We're hustled backstage and put in a dark side wing to wait for our walkout. I can see the snub tip of Mel's nose, her long, sensitive fingers reaching out to toy absently with the end. Her hands make her the best draftsman I know, deft at the old-school, minute-by-minute sketches on which our work is built, the kind the old Warner Bros. studios once glorified. Had Mel been born sixty years earlier, and a man, she would have been a star: a prewar, chain-smoking, dame-ogling cartoon auteur. Not to say she's not comfortable in her own skin, but one gets the sense she's forever strumming on a wire in there, constantly trying to escape from some secret seam. It occurs to me, looking at her in the dark, that I may be the only person to see this, the only person able to get close enough to Mel Vaught in the wild to see the quivering underbelly.
I hear her let out a shaky breath. She's nervous. I reach out and make her take my hand. One of the board members is speaking on- stage.
"Their first full-length feature, Nashville Combat, is a true tour de force: equal parts angry and tender, funny and sorrowful, demonstrative of a thoughtful, skilled craftwork. Like its creators, the work seems older than its years. Vaught and Kisses have made known their allegiance to the ink-and-color tactics prized by classic animators, and the content of Nashville Combat is as compelling as its look— a story of modern womanhood, gay identity, family, criminality, and the travails of a late twentieth-century childhood. The vessel for these issues is co-creator Mel Vaught, who transcends autobiography to make something entirely new with her story of growing up poor in the Central Florida swamps with a delinquent mother who is incarcerated when Vaught is thirteen years old. It is dark, yet brilliantly funny, well crafted enough to let the light shine through the cracks."
The lights dim. A screen behind the podium flickers.

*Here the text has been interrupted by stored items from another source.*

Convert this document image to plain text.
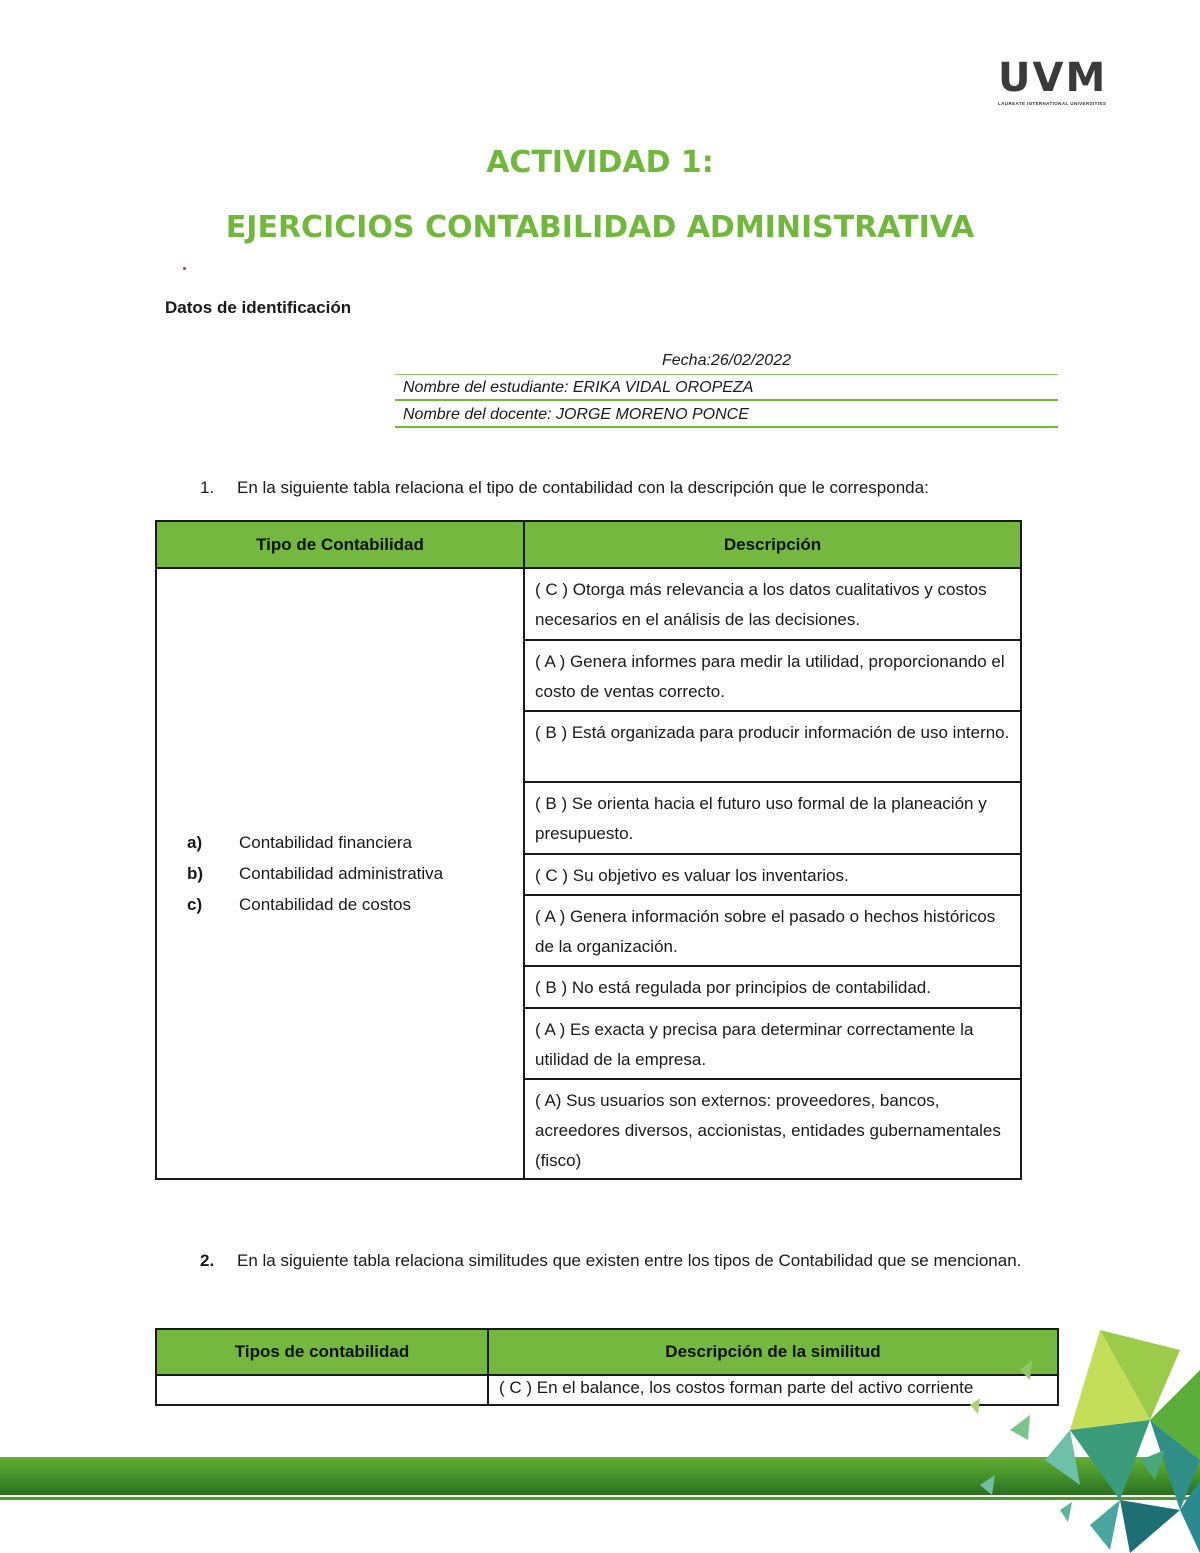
UVM
LAUREATE INTERNATIONAL UNIVERSITIES
ACTIVIDAD 1:
EJERCICIOS CONTABILIDAD ADMINISTRATIVA
Datos de identificación
Fecha:26/02/2022
Nombre del estudiante: ERIKA VIDAL OROPEZA
Nombre del docente: JORGE MORENO PONCE
1. En la siguiente tabla relaciona el tipo de contabilidad con la descripción que le corresponda:
Tipo de Contabilidad	Descripción

a) Contabilidad financiera
b) Contabilidad administrativa
c) Contabilidad de costos	( C ) Otorga más relevancia a los datos cualitativos y costos necesarios en el análisis de las decisiones.
	( A ) Genera informes para medir la utilidad, proporcionando el costo de ventas correcto.
	( B ) Está organizada para producir información de uso interno.
	( B ) Se orienta hacia el futuro uso formal de la planeación y presupuesto.
	( C ) Su objetivo es valuar los inventarios.
	( A ) Genera información sobre el pasado o hechos históricos de la organización.
	( B ) No está regulada por principios de contabilidad.
	( A ) Es exacta y precisa para determinar correctamente la utilidad de la empresa.
	( A) Sus usuarios son externos: proveedores, bancos, acreedores diversos, accionistas, entidades gubernamentales (fisco)
2. En la siguiente tabla relaciona similitudes que existen entre los tipos de Contabilidad que se mencionan.
Tipos de contabilidad	Descripción de la similitud
	( C ) En el balance, los costos forman parte del activo corriente
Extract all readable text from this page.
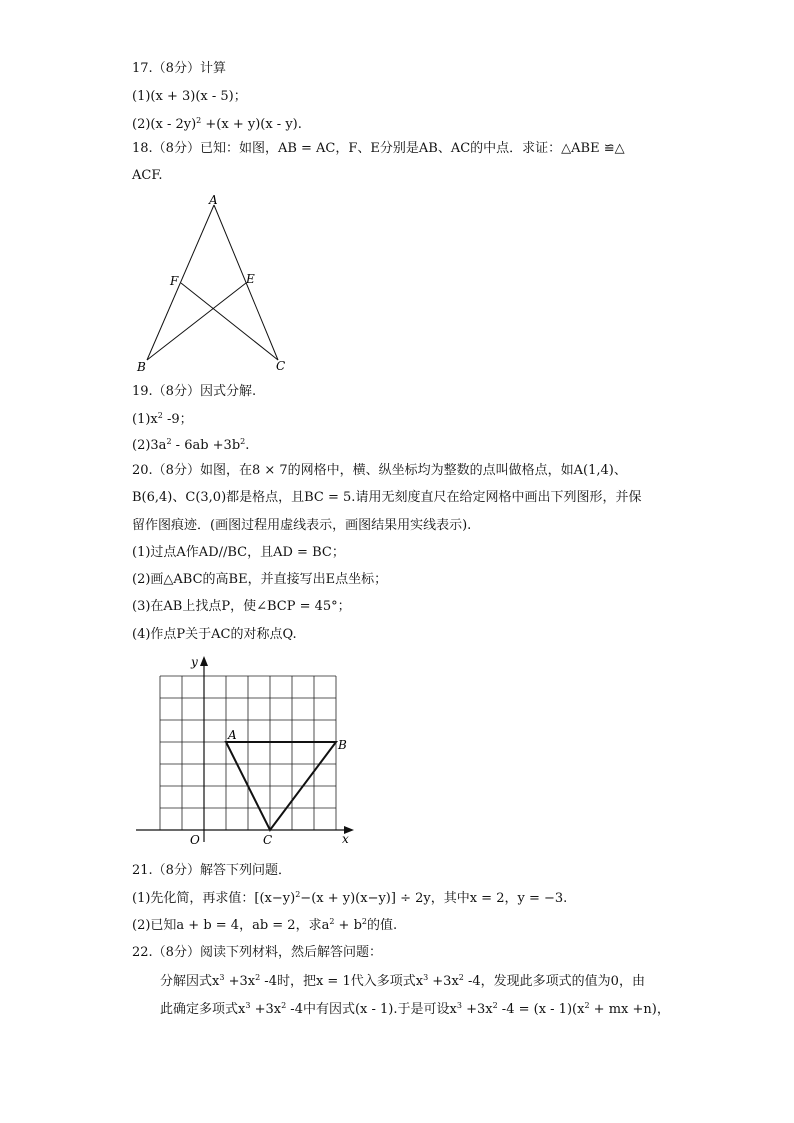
17.（8分）计算
(1)(x + 3)(x - 5)；
(2)(x - 2y)$^2$ +(x + y)(x - y).
18.（8分）已知：如图，AB = AC，F、E分别是AB、AC的中点．求证：△ABE ≌△
ACF.
A
F	E
B	C
19.（8分）因式分解.
$(1)x^2$ -9；
$(2)3a^2 - 6ab +3b^2$.
20.（8分）如图，在8 × 7的网格中，横、纵坐标均为整数的点叫做格点，如A(1,4)、
B(6,4)、C(3,0)都是格点，且BC = 5.请用无刻度直尺在给定网格中画出下列图形，并保
留作图痕迹．(画图过程用虚线表示，画图结果用实线表示).
(1)过点A作AD//BC，且AD = BC；
(2)画△ABC的高BE，并直接写出E点坐标；
(3)在AB上找点P，使∠BCP = 45°；
(4)作点P关于AC的对称点Q.
y
x
O
A
B
C
21.（8分）解答下列问题．
(1)先化简，再求值：$[(x-y)^2-(x + y)(x-y)] \div 2y$，其中x = 2，y = −3.
(2)已知a + b = 4，ab = 2，求$a^2 + b^2$的值.
22.（8分）阅读下列材料，然后解答问题：
分解因式$x^3 +3x^2$ -4时，把x = 1代入多项式$x^3 +3x^2$ -4，发现此多项式的值为0，由
此确定多项式$x^3 +3x^2$ -4中有因式(x - 1).于是可设$x^3 +3x^2$ $-4 = (x - 1)(x^2$ + mx +n)，
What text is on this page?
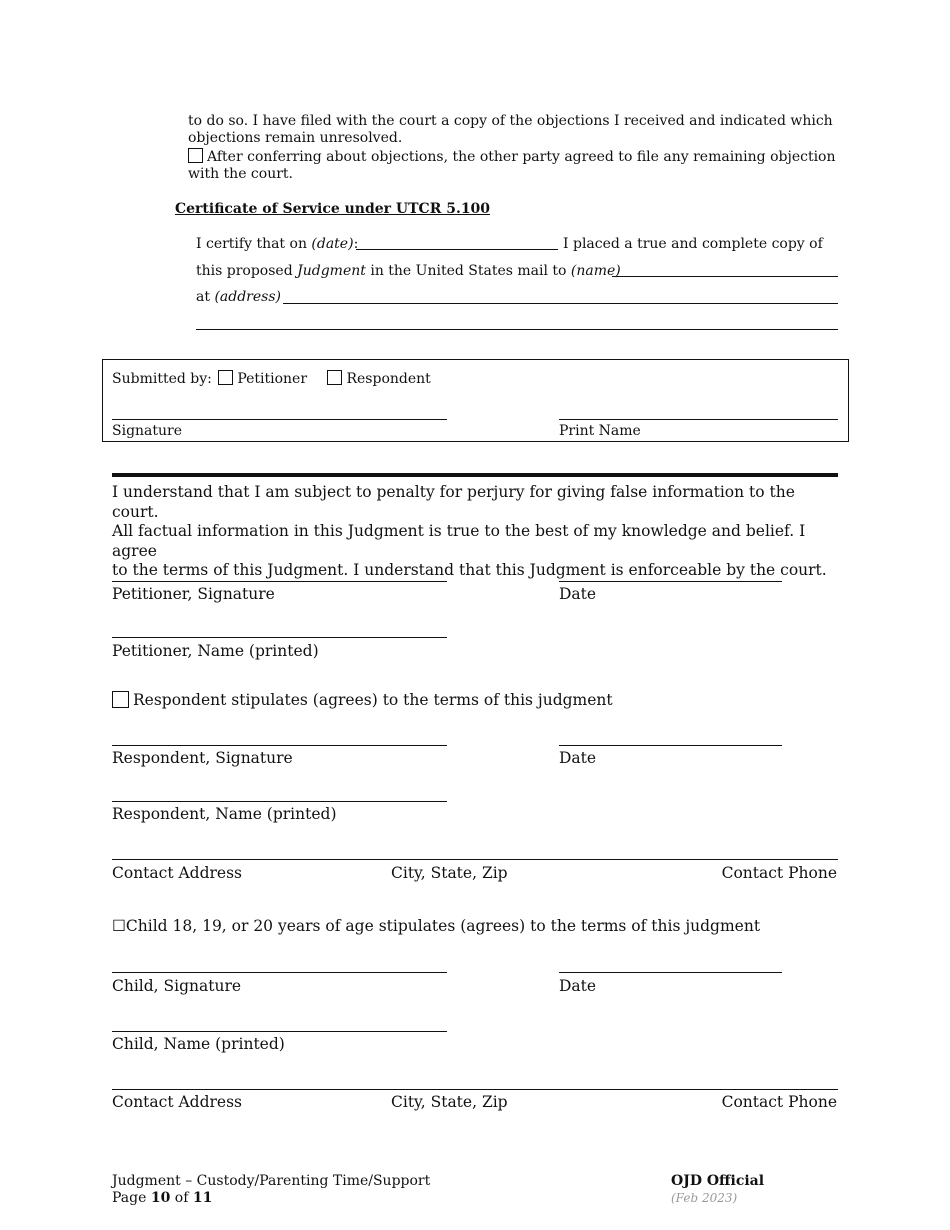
to do so. I have filed with the court a copy of the objections I received and indicated which
objections remain unresolved.
After conferring about objections, the other party agreed to file any remaining objection
with the court.
Certificate of Service under UTCR 5.100
I certify that on (date):	I placed a true and complete copy of
this proposed Judgment in the United States mail to (name)
at (address)
Submitted by: Petitioner	Respondent
Signature	Print Name
I understand that I am subject to penalty for perjury for giving false information to the court.
All factual information in this Judgment is true to the best of my knowledge and belief. I agree
to the terms of this Judgment. I understand that this Judgment is enforceable by the court.
Petitioner, Signature	Date
Petitioner, Name (printed)
Respondent stipulates (agrees) to the terms of this judgment
Respondent, Signature	Date
Respondent, Name (printed)
Contact Address	City, State, Zip	Contact Phone
☐Child 18, 19, or 20 years of age stipulates (agrees) to the terms of this judgment
Child, Signature	Date
Child, Name (printed)
Contact Address	City, State, Zip	Contact Phone
Judgment – Custody/Parenting Time/Support
Page 10 of 11
OJD Official
(Feb 2023)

To us, the opening credits of Nashville Combat are like the voice of a friend. We know it immediately. We worried over the first two minutes for months, trying at least twenty different approaches before settling on the final cut. "What's the best way," Mel kept saying, "to get someone's heart rate up? Make them feel like someone's hovering just over their shoulder? That's what we need." We used distortion to fuzz the initial frames, making it look like a bad conversion from analog, like the old stuff we love, something best seen in a piss-drenched movie theater forty years ago, seats knifed to bits, carpet stained, a man with no face in a trench coat two rows behind you. The landscape is all smeared pastels, ink blobs—a dirty bizarro world, part Ren & Stimpy, part Clutch Cargo, part seventies German cartoon porno.
I can feel every year that has passed since we met in the first thirty seconds of the movie. All those nights in college we spent sketching, talking Tex Avery and the old school, dissecting everything from The Simpsons to Krazy Kat, tracking down lovely old Nickelodeon bumpers and watching them over and over, taking notes, finding out about production companies, learning how to track other artists, their techniques, their tics. We pored over all the gritty American International stuff, all the Fritz the Cat and Heavy Traffic we could handle. The grainy, ripped-off VHS and Betamax tapes I picked up on trips to Manhattan from hole-in-the-wall comic book shops and porn retailers back when a good chunk of the Village was still dangerous. The beginning of our work life together, the 2001-to-2002 school year, tinged with rising terror levels and TVs blaring, a raw feeling around the edges of everything. The first night we met. I look down at my arm. The hairs are standing up.
Onscreen, a skinny kid with a yellow bowl cut walks through a gas station. My mom went to prison when I was thirteen years old, the voiceover says—the voice being Mel's, of course; no one else could replicate that rippling, broken-glass sound. I was probably lucky I didn't go with her.
The kid's hand grasps a pack of Skittles and slips the candy into her pocket. Cut to an old guy at the counter, coffee ground stubble on his cheeks, scratching at his newspaper with a pencil.
Cut to a shadowy form in a trucker hat meandering in the next aisle. A swath of light comes down just far enough so you can see his eyes, wily and blue, glint knowingly. Meet Red Line Dickie, the voice continues. As far as Mom's boyfriends went, he was actually okay. He tolerated me, because he found me useful.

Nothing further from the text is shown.